Attempts can be made to mitigate the damage of the 2020 Census. Encouraging representatives to support continued federal budget increases is a start to improving turnout, though this doesn’t address the anti-immigrant question of the racial categorizations themselves. Removing the citizenship question is currently being fought for in a recent lawsuit filed by 17 states, seven cities, and the U.S. Conference of Mayors, along the grounds that it violates the Constitution and the Bureau’s mandate to count the entire U.S. population.

Although launched by a strong bipartisan coalition, there is still the possibility that the suit will fail in court, though, given that the Census Bureau isn’t technically blocking people from being counted, but rather disincentivizing and intimidating them so that they decide not to. The standing of the suit will come down to the interpretation of malicious intent by a federal court.

Under the Trump administration, the census will attempt to ensure the existing power structure. The data will undercount poor, urban, immigrant, and minority populations, perpetuating the institutional disenfranchisement of already underserved communities.

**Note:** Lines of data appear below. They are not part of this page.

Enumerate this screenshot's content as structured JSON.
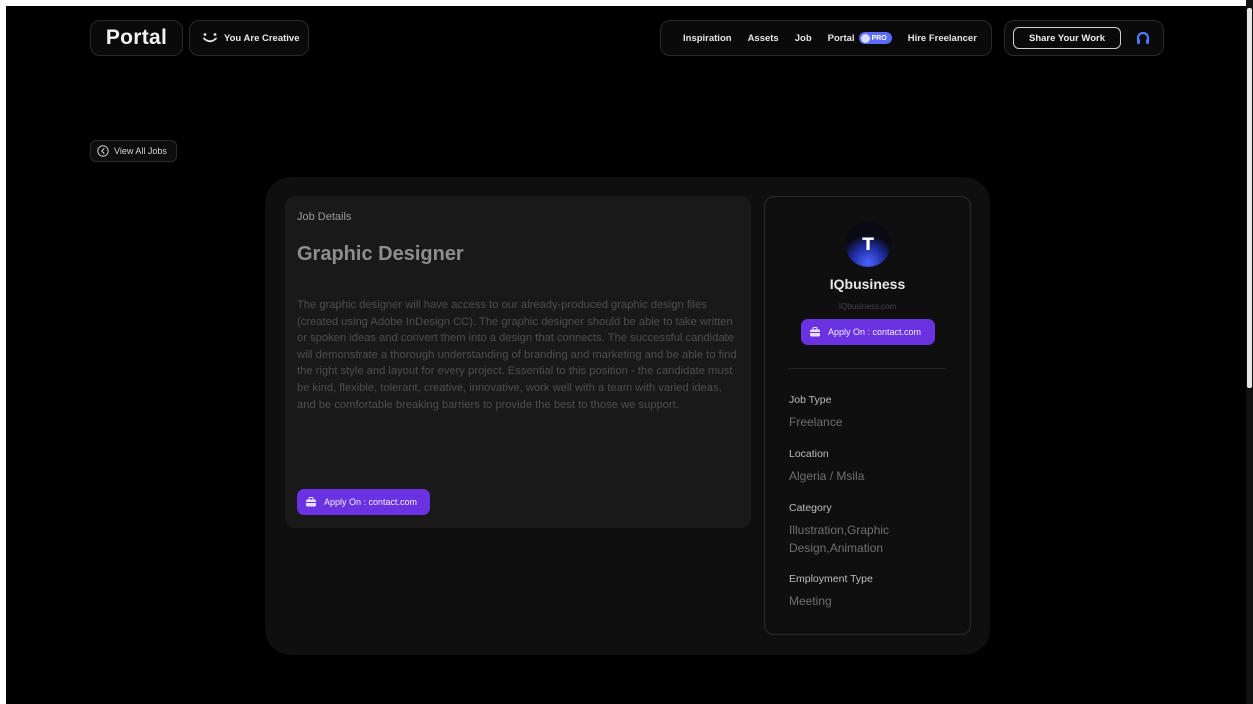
{
  "header": {
    "logo_text": "Portal",
    "creative_label": "You Are Creative",
    "nav": [
      {
        "label": "Inspiration"
      },
      {
        "label": "Assets"
      },
      {
        "label": "Job"
      },
      {
        "label": "Portal",
        "badge": "PRO"
      },
      {
        "label": "Hire Freelancer"
      }
    ],
    "share_label": "Share Your Work"
  },
  "back_label": "View All Jobs",
  "job": {
    "section_label": "Job Details",
    "title": "Graphic Designer",
    "description": "The graphic designer will have access to our already-produced graphic design files (created using Adobe InDesign CC). The graphic designer should be able to take written or spoken ideas and convert them into a design that connects. The successful candidate will demonstrate a thorough understanding of branding and marketing and be able to find the right style and layout for every project. Essential to this position - the candidate must be kind, flexible, tolerant, creative, innovative, work well with a team with varied ideas, and be comfortable breaking barriers to provide the best to those we support.",
    "apply_label": "Apply On : contact.com"
  },
  "company": {
    "logo_letter": "T",
    "name": "IQbusiness",
    "site": "IQbusiness.com",
    "apply_label": "Apply On : contact.com"
  },
  "meta": {
    "job_type_label": "Job Type",
    "job_type": "Freelance",
    "location_label": "Location",
    "location": "Algeria / Msila",
    "category_label": "Category",
    "category": "Illustration,Graphic Design,Animation",
    "employment_label": "Employment Type",
    "employment": "Meeting"
  },
  "colors": {
    "accent": "#6a32e0",
    "pro_badge": "#5b6cff",
    "headset": "#4a7cff"
  }
}
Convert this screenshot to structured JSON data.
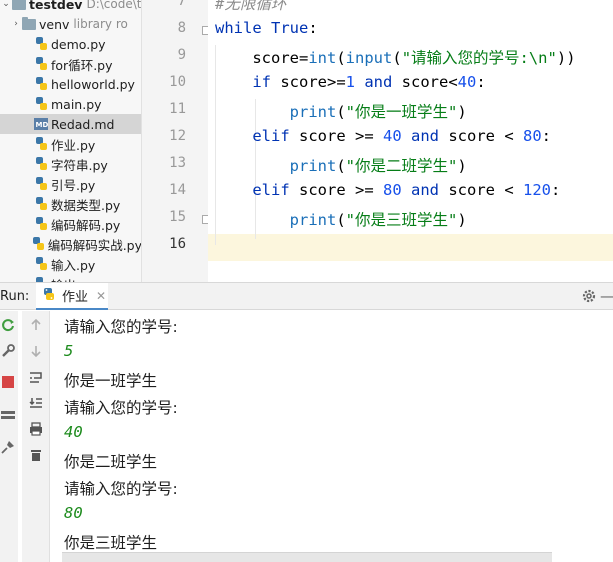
{
  "project": {
    "root": {
      "name": "testdev",
      "path": "D:\\code\\t"
    },
    "items": [
      {
        "type": "folder",
        "name": "venv",
        "note": "library ro"
      },
      {
        "type": "py",
        "name": "demo.py"
      },
      {
        "type": "py",
        "name": "for循环.py"
      },
      {
        "type": "py",
        "name": "helloworld.py"
      },
      {
        "type": "py",
        "name": "main.py"
      },
      {
        "type": "md",
        "name": "Redad.md",
        "selected": true
      },
      {
        "type": "py",
        "name": "作业.py"
      },
      {
        "type": "py",
        "name": "字符串.py"
      },
      {
        "type": "py",
        "name": "引号.py"
      },
      {
        "type": "py",
        "name": "数据类型.py"
      },
      {
        "type": "py",
        "name": "编码解码.py"
      },
      {
        "type": "py",
        "name": "编码解码实战.py"
      },
      {
        "type": "py",
        "name": "输入.py"
      },
      {
        "type": "py",
        "name": "输出"
      }
    ]
  },
  "editor": {
    "line_numbers": [
      "7",
      "8",
      "9",
      "10",
      "11",
      "12",
      "13",
      "14",
      "15",
      "16"
    ],
    "current_line": "16",
    "lines": [
      [
        {
          "t": "#无限循环",
          "c": "cm"
        }
      ],
      [
        {
          "t": "while ",
          "c": "kw"
        },
        {
          "t": "True",
          "c": "kw"
        },
        {
          "t": ":",
          "c": ""
        }
      ],
      [
        {
          "t": "    score=",
          "c": ""
        },
        {
          "t": "int",
          "c": "fn"
        },
        {
          "t": "(",
          "c": ""
        },
        {
          "t": "input",
          "c": "fn"
        },
        {
          "t": "(",
          "c": ""
        },
        {
          "t": "\"请输入您的学号:\\n\"",
          "c": "str"
        },
        {
          "t": "))",
          "c": ""
        }
      ],
      [
        {
          "t": "    ",
          "c": ""
        },
        {
          "t": "if ",
          "c": "kw"
        },
        {
          "t": "score>=",
          "c": ""
        },
        {
          "t": "1",
          "c": "num"
        },
        {
          "t": " and ",
          "c": "kw"
        },
        {
          "t": "score<",
          "c": ""
        },
        {
          "t": "40",
          "c": "num"
        },
        {
          "t": ":",
          "c": ""
        }
      ],
      [
        {
          "t": "        ",
          "c": ""
        },
        {
          "t": "print",
          "c": "fn"
        },
        {
          "t": "(",
          "c": ""
        },
        {
          "t": "\"你是一班学生\"",
          "c": "str"
        },
        {
          "t": ")",
          "c": ""
        }
      ],
      [
        {
          "t": "    ",
          "c": ""
        },
        {
          "t": "elif ",
          "c": "kw"
        },
        {
          "t": "score ",
          "c": ""
        },
        {
          "t": ">=",
          "c": ""
        },
        {
          "t": " 40 ",
          "c": "num"
        },
        {
          "t": "and ",
          "c": "kw"
        },
        {
          "t": "score < ",
          "c": ""
        },
        {
          "t": "80",
          "c": "num"
        },
        {
          "t": ":",
          "c": ""
        }
      ],
      [
        {
          "t": "        ",
          "c": ""
        },
        {
          "t": "print",
          "c": "fn"
        },
        {
          "t": "(",
          "c": ""
        },
        {
          "t": "\"你是二班学生\"",
          "c": "str"
        },
        {
          "t": ")",
          "c": ""
        }
      ],
      [
        {
          "t": "    ",
          "c": ""
        },
        {
          "t": "elif ",
          "c": "kw"
        },
        {
          "t": "score ",
          "c": ""
        },
        {
          "t": ">=",
          "c": ""
        },
        {
          "t": " 80 ",
          "c": "num"
        },
        {
          "t": "and ",
          "c": "kw"
        },
        {
          "t": "score < ",
          "c": ""
        },
        {
          "t": "120",
          "c": "num"
        },
        {
          "t": ":",
          "c": ""
        }
      ],
      [
        {
          "t": "        ",
          "c": ""
        },
        {
          "t": "print",
          "c": "fn"
        },
        {
          "t": "(",
          "c": ""
        },
        {
          "t": "\"你是三班学生\"",
          "c": "str"
        },
        {
          "t": ")",
          "c": ""
        }
      ],
      []
    ]
  },
  "run": {
    "label": "Run:",
    "tab_label": "作业",
    "close_glyph": "✕",
    "console": [
      {
        "text": "请输入您的学号:",
        "kind": "output"
      },
      {
        "text": "5",
        "kind": "input"
      },
      {
        "text": "你是一班学生",
        "kind": "output"
      },
      {
        "text": "请输入您的学号:",
        "kind": "output"
      },
      {
        "text": "40",
        "kind": "input"
      },
      {
        "text": "你是二班学生",
        "kind": "output"
      },
      {
        "text": "请输入您的学号:",
        "kind": "output"
      },
      {
        "text": "80",
        "kind": "input"
      },
      {
        "text": "你是三班学生",
        "kind": "output"
      }
    ]
  },
  "colors": {
    "keyword": "#0033b3",
    "function": "#1a6fb8",
    "string": "#067d17",
    "number": "#1750eb",
    "comment": "#8c8c8c",
    "console_input": "#1d8b1d",
    "current_line_bg": "#fcf6dd",
    "tab_underline": "#4a88c7"
  },
  "icons": {
    "rerun": "rerun-icon",
    "stop": "stop-icon",
    "settings": "gear-icon",
    "hide": "minimize-icon",
    "python": "python-icon"
  }
}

Instead, the 2020 Census will overrepresent affluent, suburban areas with smaller immigrant populations. It will subsequently concentrate economic and political resources into majority white Republican districts, which will be capable of winning elections for years to come in spite of the country’s rapidly changing demographics.

Christopher Eskilson PZ ’18 is an English & World Literature major and Media Studies minor from Los Angeles, California. They are a former managing editor for TSL, and currently an editor at CGU’s Foothill poetry journal. They enjoy reenacting David Lynch movies, reading maps, and finding the best vegan nutella.